Prior to the destruction, residents of the ghetto recieved letters from loved ones who were being deported all over Europe from similar ghettos. Seeing that escape or survival was quickly turning into a fading dream, resistance began to coalesce and form. A bloody four-week battle ensued with the Warsaw Ghetto uprising, where Jews hid in makeshift bunkers, waging urban guerilla warfare on Nazi guards and troops.

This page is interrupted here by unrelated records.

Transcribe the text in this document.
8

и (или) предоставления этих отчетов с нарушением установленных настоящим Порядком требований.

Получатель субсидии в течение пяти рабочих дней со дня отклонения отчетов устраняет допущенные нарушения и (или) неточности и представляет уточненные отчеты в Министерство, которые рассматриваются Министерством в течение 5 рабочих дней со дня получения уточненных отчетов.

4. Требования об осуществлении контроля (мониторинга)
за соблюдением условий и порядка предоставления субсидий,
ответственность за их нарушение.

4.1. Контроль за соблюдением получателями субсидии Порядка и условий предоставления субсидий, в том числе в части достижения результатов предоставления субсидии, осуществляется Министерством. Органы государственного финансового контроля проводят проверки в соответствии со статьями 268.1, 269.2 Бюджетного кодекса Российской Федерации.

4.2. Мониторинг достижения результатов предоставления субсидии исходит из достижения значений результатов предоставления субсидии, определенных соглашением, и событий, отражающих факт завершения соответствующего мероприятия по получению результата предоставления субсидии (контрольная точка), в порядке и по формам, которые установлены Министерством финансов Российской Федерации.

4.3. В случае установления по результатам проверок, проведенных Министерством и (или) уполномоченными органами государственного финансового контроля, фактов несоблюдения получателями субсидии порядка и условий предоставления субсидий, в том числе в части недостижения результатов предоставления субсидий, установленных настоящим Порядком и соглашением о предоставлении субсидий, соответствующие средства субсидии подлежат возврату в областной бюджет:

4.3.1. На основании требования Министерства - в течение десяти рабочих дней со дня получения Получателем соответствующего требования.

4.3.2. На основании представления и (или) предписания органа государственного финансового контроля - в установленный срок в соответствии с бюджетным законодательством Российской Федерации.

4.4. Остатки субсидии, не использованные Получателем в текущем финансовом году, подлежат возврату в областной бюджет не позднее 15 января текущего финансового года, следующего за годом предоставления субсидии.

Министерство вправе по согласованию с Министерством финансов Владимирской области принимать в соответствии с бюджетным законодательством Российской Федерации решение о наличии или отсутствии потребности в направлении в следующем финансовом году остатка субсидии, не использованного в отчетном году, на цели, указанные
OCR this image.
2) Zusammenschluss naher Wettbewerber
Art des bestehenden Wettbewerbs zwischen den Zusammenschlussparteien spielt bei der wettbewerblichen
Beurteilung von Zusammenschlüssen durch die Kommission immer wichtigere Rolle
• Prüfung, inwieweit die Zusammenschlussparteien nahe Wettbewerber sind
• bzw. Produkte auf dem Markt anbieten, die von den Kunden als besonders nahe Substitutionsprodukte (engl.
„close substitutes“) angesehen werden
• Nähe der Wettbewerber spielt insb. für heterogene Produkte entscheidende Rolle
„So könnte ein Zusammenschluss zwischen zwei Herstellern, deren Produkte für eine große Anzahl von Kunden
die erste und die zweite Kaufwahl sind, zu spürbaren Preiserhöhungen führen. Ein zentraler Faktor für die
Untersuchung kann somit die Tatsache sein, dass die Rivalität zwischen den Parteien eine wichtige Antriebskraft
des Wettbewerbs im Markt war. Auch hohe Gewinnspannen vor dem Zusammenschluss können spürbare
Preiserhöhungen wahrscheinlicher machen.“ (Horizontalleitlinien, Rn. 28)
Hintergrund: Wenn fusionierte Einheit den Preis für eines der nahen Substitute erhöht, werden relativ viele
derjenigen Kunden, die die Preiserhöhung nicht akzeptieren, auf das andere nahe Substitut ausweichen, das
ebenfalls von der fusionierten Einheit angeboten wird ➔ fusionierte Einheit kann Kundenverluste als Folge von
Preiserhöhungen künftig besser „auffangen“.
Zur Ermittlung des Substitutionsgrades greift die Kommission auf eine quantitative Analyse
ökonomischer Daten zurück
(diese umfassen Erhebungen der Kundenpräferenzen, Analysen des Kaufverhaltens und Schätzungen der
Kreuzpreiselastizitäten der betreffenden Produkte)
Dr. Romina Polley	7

As we walked past small green parks where former resistance bunkers were known to be, our guide informs us that it was often impossible to light a candle there for lack of air in the overcrowded bunkers. In the end, every resistance fighter was killed, starved to death, or deported.
Almost foreshadowing the coming events of the next year, the uprising remains one of the sparkling jewels in this reoccurring theme of hope and resistence throughout the Holocaust, in spite of the bleak hopelessness.
In 1944 however, the city began to be destroyed and dismantled by the Germans, no longer merely contained to the Jewish ghetto districts. Similar to its microcosmic forebear, the city tried to resist, urged onward by the approaching Red Army.
But, once again after long weeks of fighting, the city fell, crumbled and destroyed under the boots of German soldiers while the Red Army sat in wait, not wanting to waste the bullets or the effort. And as bombs were detonated, and beautiful facades and city blocks crumbled, the Russian army sat across the river and watched Warsaw burn.
Our tour guide informs us that even today, when a new building is scheduled to begin construction, or a large renovation is planned, special crews must come in and inspect and sweep for undetonated bombs. All these years later, they are still typically found. This isn’t Laos or Vietnam, or some third-world country, this is the capital of Poland, home of Frederic Chopin and the Saxon Palace.
As we pull away from the Jewish Cemetery, which holds the remains of 250,000 Jewish men and women, the tragic history of Warsaw becomes more and more clear to me, both surreal and somber.